Table 2 indicates that after 3 h of permeation, only the oleic acid delivers more drug to the stratum corneum than the control, an effect due to increased partitioning. Whilst limonene seems to increase the diffusivity parameter, this is not sufficient to provide enhanced delivery of the drug, perhaps due to the reduced (albeit not significantly) partitioning. On the other hand, the highest partition coefficients (K) SC/vehicle were obtained with the buffer control and the oleic acid experiments; the other experimental conditions reduced the value of this parameter. DPK results in Table 1 and Table 2 agree in identifying oleic acid as an enhancer that most increased the partitioning of propranolol and limonene as the enhancer that most increased the diffusivity parameter of the drug. Thus, the two experimental approaches led to same qualitative conclusions regarding the primary mechanism of action of the enhancers. Quantitatively, however, there are differences between the values observed explained by different length of the assays, and primarily, by the different skin compartments interrogated with the two methods: the DPK approach assess primarily the kinetics of the drug in the SC whereas the permeation studies assessed the kinetics of the drug in the receptor solution, a step that can also be affected by the diffusion of the drug through the viable tissue.

The total amount of propranolol in the SC can be observed in Table 2. As can be seen, only oleic acid and iontophoresis at the higher current density (0.5 mA/cm²) statistically increased (p <0.05) the total amount of propranolol in the SC compared to the controls. The first provided a high partition into skin, but as observed in previous experiments (Table 1), does not provide a high transdermal flux, that is oleic acid favours retention of propranolol into the membrane. These results show that mechanistically, chemical enhancers and iontophoresis are completely different. While oleic acid enhanced partition of the drug into the skin, that can result in accumulation of the drug into skin iontophoresis increased the transdermal flux without facilitating drug accumulation into skin.
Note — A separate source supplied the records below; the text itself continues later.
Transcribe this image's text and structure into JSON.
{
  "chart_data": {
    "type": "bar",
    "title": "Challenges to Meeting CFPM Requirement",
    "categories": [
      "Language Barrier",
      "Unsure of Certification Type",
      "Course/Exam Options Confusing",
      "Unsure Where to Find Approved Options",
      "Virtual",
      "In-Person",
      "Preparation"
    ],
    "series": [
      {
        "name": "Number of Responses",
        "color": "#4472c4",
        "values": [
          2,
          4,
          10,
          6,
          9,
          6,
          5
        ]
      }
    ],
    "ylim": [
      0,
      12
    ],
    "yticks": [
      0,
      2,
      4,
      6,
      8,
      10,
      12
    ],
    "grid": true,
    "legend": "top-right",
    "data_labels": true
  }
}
Overall, DPK studies with a 3-h duration agreed with the results previously obtained with much longer in vitro permeation tests (30 h) whilst allowing important time saving in screening potential transdermal formulations.

4. Conclusions

Pre-treatment of skin with R-(+)-limonene for 12 h and iontophoresis were the most efficient enhancement techniques for the transdermal delivery propranolol. Iontophoresis at 0.5 mA/cm² was preferable in that it does not require pre-treating the skin and provided a flux 2.12-fold higher than the passive permeation and much faster delivery to the receptor solution permeation of the drug. These findings combined with the lower irritation potential of iontophoresis make this an advantageous technique to be balanced against the higher complexity of an iontophoretic device with respect a passive patch.

The DPK method was sufficiently sensitive to detect subtle vehicle-induced effects on the skin permeation of propranolol. The shorter duration of these experiments and their ability to provide mechanistic information through KH and D/H² configurate them as practical and potentially insightful approach to quantify and, ultimately, optimize topical bioavailability.